Even in death, Grandpa was a good host

A drawing of St. Ansegisel
I've been researching and writing my family history off and on for several decades. As more and records, documents, church archives and the like are put online, it has become less tedious to reach back many generations to see my roots.

I recently discovered that one Saint Ansegisel, the Bishop of Metz, France, was my 30th great grandfather on my mother's side of the family tree. He lived from 582 to 641 A.D. He also was known as Arnulf, or Arnold in English.

He earned a mention in this column because of one of the legends/miracles attributed to him, "The Legend of the Beer Mug." The story goes that on an extremely hot day in July 642, after Arnold died at the Abbey of Remiremont where he moved after his retirement, the parishioners from Metz showed up to claim his remains.

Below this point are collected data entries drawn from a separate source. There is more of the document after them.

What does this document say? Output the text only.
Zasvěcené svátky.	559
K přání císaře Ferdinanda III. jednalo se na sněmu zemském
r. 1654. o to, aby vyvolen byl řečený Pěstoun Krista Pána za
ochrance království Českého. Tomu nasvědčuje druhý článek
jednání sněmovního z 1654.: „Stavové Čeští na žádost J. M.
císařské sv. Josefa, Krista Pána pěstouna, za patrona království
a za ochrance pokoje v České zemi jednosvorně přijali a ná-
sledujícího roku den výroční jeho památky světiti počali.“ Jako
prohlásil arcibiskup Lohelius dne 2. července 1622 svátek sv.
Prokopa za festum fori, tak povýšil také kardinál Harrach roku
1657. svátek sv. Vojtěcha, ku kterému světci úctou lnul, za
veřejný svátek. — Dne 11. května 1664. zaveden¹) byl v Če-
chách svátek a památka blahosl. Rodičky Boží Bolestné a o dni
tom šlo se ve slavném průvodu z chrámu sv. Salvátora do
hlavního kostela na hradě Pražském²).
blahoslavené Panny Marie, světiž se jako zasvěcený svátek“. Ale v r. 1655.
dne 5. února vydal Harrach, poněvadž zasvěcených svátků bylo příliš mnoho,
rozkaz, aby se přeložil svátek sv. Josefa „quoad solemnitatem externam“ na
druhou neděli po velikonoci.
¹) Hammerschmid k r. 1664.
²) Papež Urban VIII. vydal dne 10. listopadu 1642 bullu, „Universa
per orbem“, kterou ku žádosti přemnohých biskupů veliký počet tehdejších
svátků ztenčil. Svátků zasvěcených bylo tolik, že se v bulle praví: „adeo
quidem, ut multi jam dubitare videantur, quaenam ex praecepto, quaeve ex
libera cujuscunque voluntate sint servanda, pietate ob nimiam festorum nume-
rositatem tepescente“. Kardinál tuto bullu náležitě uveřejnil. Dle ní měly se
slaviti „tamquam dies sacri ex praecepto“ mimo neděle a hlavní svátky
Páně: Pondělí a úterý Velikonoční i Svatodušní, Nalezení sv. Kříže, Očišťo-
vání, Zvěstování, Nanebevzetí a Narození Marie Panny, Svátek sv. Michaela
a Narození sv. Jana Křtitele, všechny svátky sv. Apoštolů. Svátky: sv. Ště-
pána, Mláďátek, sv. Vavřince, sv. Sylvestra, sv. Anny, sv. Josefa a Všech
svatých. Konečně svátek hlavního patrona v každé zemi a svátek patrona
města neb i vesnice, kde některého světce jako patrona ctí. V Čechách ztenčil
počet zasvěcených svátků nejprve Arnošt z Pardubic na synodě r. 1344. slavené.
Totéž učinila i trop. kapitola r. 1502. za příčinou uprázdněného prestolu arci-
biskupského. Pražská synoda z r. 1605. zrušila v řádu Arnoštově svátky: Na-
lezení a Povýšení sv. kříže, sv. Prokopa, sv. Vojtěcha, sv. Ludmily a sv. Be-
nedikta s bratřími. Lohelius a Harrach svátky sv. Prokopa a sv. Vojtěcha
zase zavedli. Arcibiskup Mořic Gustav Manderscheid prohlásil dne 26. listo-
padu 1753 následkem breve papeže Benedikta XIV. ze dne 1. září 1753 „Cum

"They had little to drink and the terrain was inhospitable," says the story. "At the point when the exhausted procession was about to leave ... one of the parishioners, Duc Notto, prayed, 'By his powerful intercession the Blessed Arnold will bring us what we lack.' Immediately the small remnant of beer at the bottom of a pot multiplied in such amounts that the pilgrims' thirst was quenched and they had enough to enjoy the next evening when they arrived in Metz."

And, that's why he became a patron saint of brewers. Not a bad miracle to have in the family archives.